MOLECULAR-CLONING OF TESTICULAR 20-ALPHA-HYDROXYSTEROID DEHYDROGENASE - IDENTITY WITH ALDOSE REDUCTASE

Complementary DNA (cDNA) clones encoding bovine testicular 20alpha-hydroxysteroid dehydrogenase (20alpha-HSD) have been isolated from a bovine testicular lambdagt11 library using polyclonal antibodies against 20alpha-HSD and DNA probe hybridization. Nucleotide sequencing of three independently isolated clones was used to establish a composite cDNA sequence that encodes the enzyme. It contains a coding sequence of 921 nucleotides, a stop codon, and a 264-nucleotide 3'-noncoding segment which allowed deduction of the amino acid sequence of the enzyme. A computer homology search of the 20alpha-HSD cDNA performed against the GenBank DNA sequence database revealed it to be identical with bovine lens aldose reductase (alditol:NADPH oxidoreductase; EC 1.1.1.21), and a literature search reveals the deduced amino acid sequence to be identical with that reported for the bovine enzyme.
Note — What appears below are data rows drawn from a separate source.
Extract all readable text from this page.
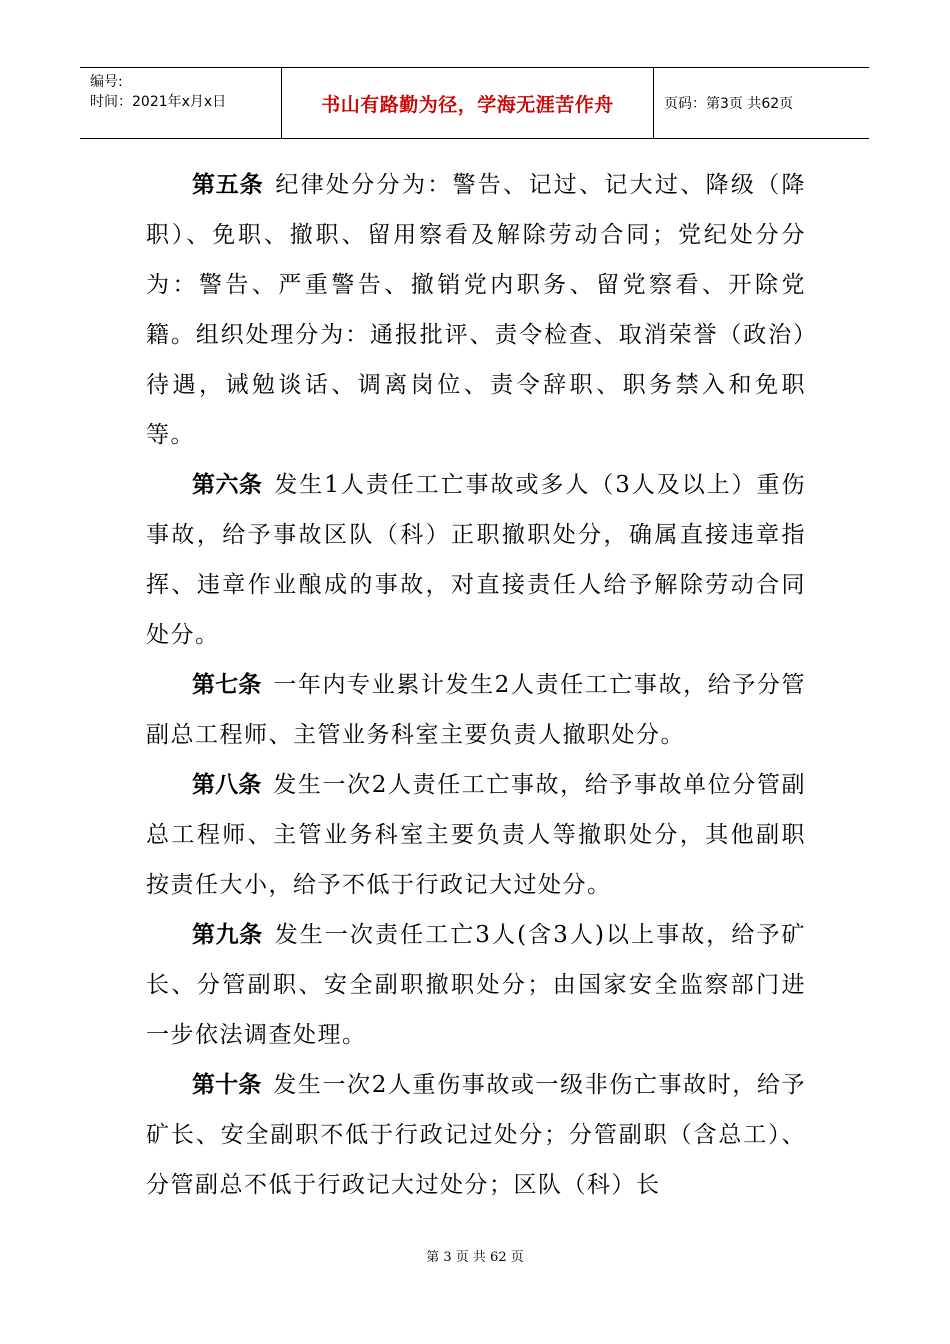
编号:
时间：2021年x月x日	书山有路勤为径，学海无涯苦作舟	页码：第3页 共62页

第五条 纪律处分分为：警告、记过、记大过、降级（降职）、免职、撤职、留用察看及解除劳动合同；党纪处分分为：警告、严重警告、撤销党内职务、留党察看、开除党籍。组织处理分为：通报批评、责令检查、取消荣誉（政治）待遇，诫勉谈话、调离岗位、责令辞职、职务禁入和免职等。

第六条 发生1人责任工亡事故或多人（3人及以上）重伤事故，给予事故区队（科）正职撤职处分，确属直接违章指挥、违章作业酿成的事故，对直接责任人给予解除劳动合同处分。

第七条 一年内专业累计发生2人责任工亡事故，给予分管副总工程师、主管业务科室主要负责人撤职处分。

第八条 发生一次2人责任工亡事故，给予事故单位分管副总工程师、主管业务科室主要负责人等撤职处分，其他副职按责任大小，给予不低于行政记大过处分。

第九条 发生一次责任工亡3人(含3人)以上事故，给予矿长、分管副职、安全副职撤职处分；由国家安全监察部门进一步依法调查处理。

第十条 发生一次2人重伤事故或一级非伤亡事故时，给予矿长、安全副职不低于行政记过处分；分管副职（含总工）、分管副总不低于行政记大过处分；区队（科）长

第 3 页 共 62 页
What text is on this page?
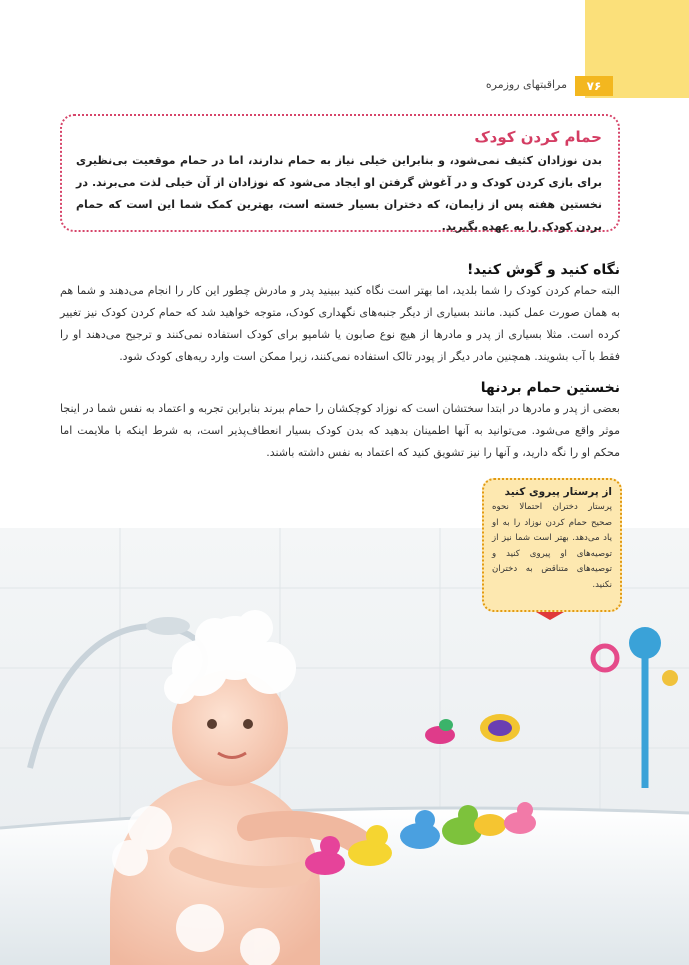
۷۶
مراقبتهای روزمره
حمام کردن کودک
بدن نوزادان کثیف نمی‌شود، و بنابراین خیلی نیاز به حمام ندارند، اما در حمام موقعیت بی‌نظیری برای بازی کردن کودک و در آغوش گرفتن او ایجاد می‌شود که نوزادان از آن خیلی لذت می‌برند. در نخستین هفته پس از زایمان، که دختران بسیار خسته است، بهترین کمک شما این است که حمام بردن کودک را به عهده بگیرید.
نگاه کنید و گوش کنید!
البته حمام کردن کودک را شما بلدید، اما بهتر است نگاه کنید ببینید پدر و مادرش چطور این کار را انجام می‌دهند و شما هم به همان صورت عمل کنید. مانند بسیاری از دیگر جنبه‌های نگهداری کودک، متوجه خواهید شد که حمام کردن کودک نیز تغییر کرده است. مثلا بسیاری از پدر و مادرها از هیچ نوع صابون یا شامپو برای کودک استفاده نمی‌کنند و ترجیح می‌دهند او را فقط با آب بشویند. همچنین مادر دیگر از پودر تالک استفاده نمی‌کنند، زیرا ممکن است وارد ریه‌های کودک شود.
نخستین حمام بردنها
بعضی از پدر و مادرها در ابتدا سختشان است که نوزاد کوچکشان را حمام ببرند بنابراین تجربه و اعتماد به نفس شما در اینجا موثر واقع می‌شود. می‌توانید به آنها اطمینان بدهید که بدن کودک بسیار انعطاف‌پذیر است، به شرط اینکه با ملایمت اما محکم او را نگه دارید، و آنها را نیز تشویق کنید که اعتماد به نفس داشته باشند.
از پرستار پیروی کنید
پرستار دختران احتمالا نحوه صحیح حمام کردن نوزاد را به او یاد می‌دهد. بهتر است شما نیز از توصیه‌های او پیروی کنید و توصیه‌های متناقض به دختران نکنید.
Sequences obtained from the N-terminus of purified testicular 20alpha-HSD and from random peptides obtained by treatment with endopeptidase Lys-C are all identical with regions of the deduced amino acid sequence of 20alpha-HSD and/or the published sequence of aldose reductase. Further, the enzyme purified to homogeneity by following activity with 17-hydroxyprogesterone as a substrate was shown to reduce glucose, glyceraldehyde, and benzaldehyde (all classic aldose reductase substrates). Finally, 17-hydroxyprogesterone inhibited the reduction of benzaldehyde and glyceraldehyde. Because aldose reductase has been implicated in the etiology of diabetic complications, acceptance of steroid substrates may offer new implications for therapy.